One public relations executive, representing a popular music channel, spoke about how she was trying to “sell” an I-Day programme where the channel’s anchors go about the length and breadth of various states trying to learn desi traditions such as wearing a sari and making chai. (It’s a world that believes in wearing everything on the sleeve, you see.) You could handle this situation in two ways: dismiss it as a mere blabbering of someone who has got it all wrong or examine the interesting questions it raises.
How Indian are we today? We know history from textbooks, but how much do we really know about the people inhabiting the country? Is it because we tend to identify ourselves locally rather than nationally that the sense of a “nation” has always eluded us? And what significance does I-Day hold for us today?
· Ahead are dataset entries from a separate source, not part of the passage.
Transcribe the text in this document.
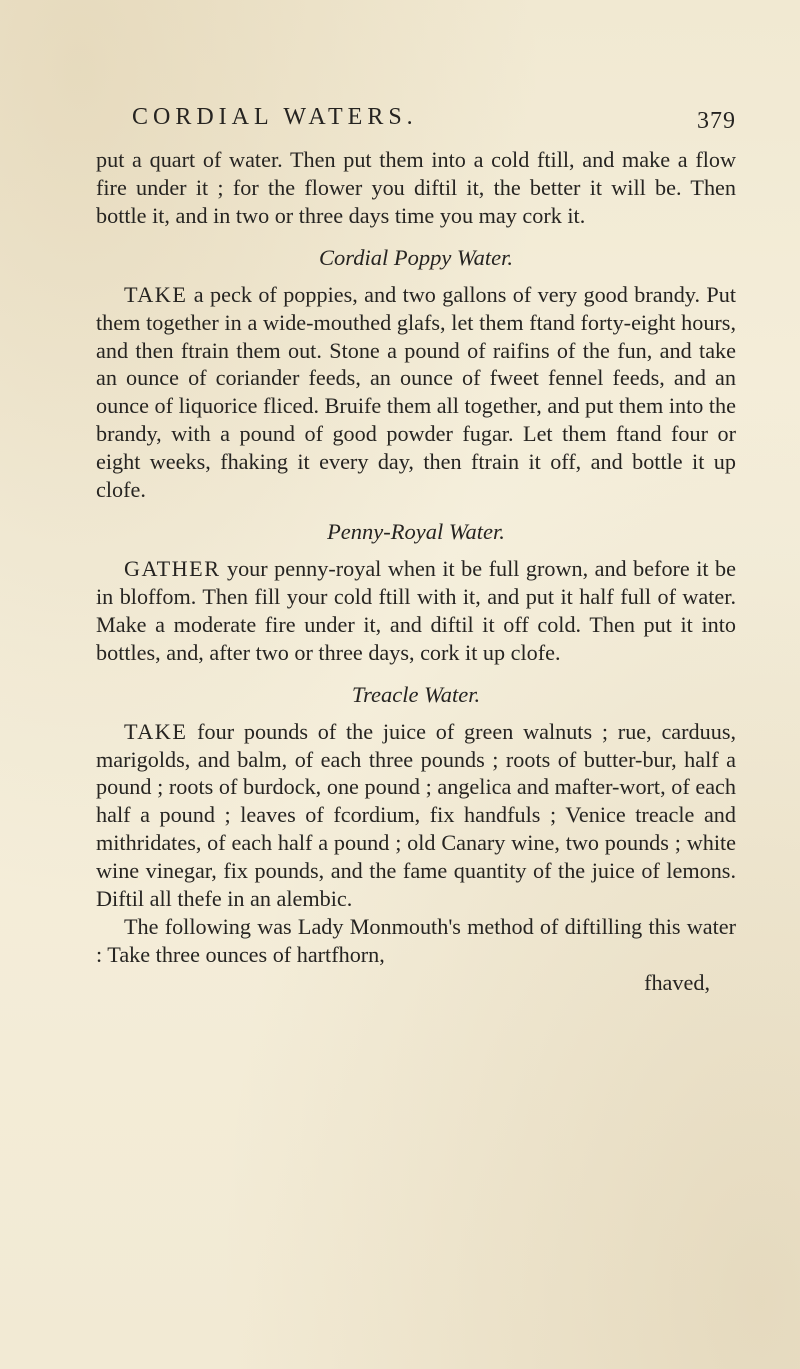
CORDIAL WATERS.	379

put a quart of water. Then put them into a cold ftill, and make a flow fire under it ; for the flower you diftil it, the better it will be. Then bottle it, and in two or three days time you may cork it.

Cordial Poppy Water.

TAKE a peck of poppies, and two gallons of very good brandy. Put them together in a wide-mouthed glafs, let them ftand forty-eight hours, and then ftrain them out. Stone a pound of raifins of the fun, and take an ounce of coriander feeds, an ounce of fweet fennel feeds, and an ounce of liquorice fliced. Bruife them all together, and put them into the brandy, with a pound of good powder fugar. Let them ftand four or eight weeks, fhaking it every day, then ftrain it off, and bottle it up clofe.

Penny-Royal Water.

GATHER your penny-royal when it be full grown, and before it be in bloffom. Then fill your cold ftill with it, and put it half full of water. Make a moderate fire under it, and diftil it off cold. Then put it into bottles, and, after two or three days, cork it up clofe.

Treacle Water.

TAKE four pounds of the juice of green walnuts ; rue, carduus, marigolds, and balm, of each three pounds ; roots of butter-bur, half a pound ; roots of burdock, one pound ; angelica and mafter-wort, of each half a pound ; leaves of fcordium, fix handfuls ; Venice treacle and mithridates, of each half a pound ; old Canary wine, two pounds ; white wine vinegar, fix pounds, and the fame quantity of the juice of lemons. Diftil all thefe in an alembic.

The following was Lady Monmouth's method of diftilling this water : Take three ounces of hartfhorn,

fhaved,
Take a look at some of the cultural changes in the last few years and you might just understand how complex these questions really are. Let’s take khadi, for instance. All the emotive appeal it had for a couple of generations faded when synthetic fabrics and denim invaded our consciousness. But khadi has made a cool come back, and is a big hit with the happening crowd, because it has scorched the ramps.
What really makes us Indian. “And I tend to identify myself more as a person hailing from my native village which has its own dialect and traditions rather than broadly as an `Indian’.” How real can a pan-Indian identity be for those rooted in specific traditions?
“I-Day for me is not another holiday. I am strongly opposed to anybody who thinks it that way. It’s the day that marks my freedom, a day that reminds me I must not forget the sacrifices that have been made by thousands of Indians,”
In the end I often ask myself that are we free / independent in real terms?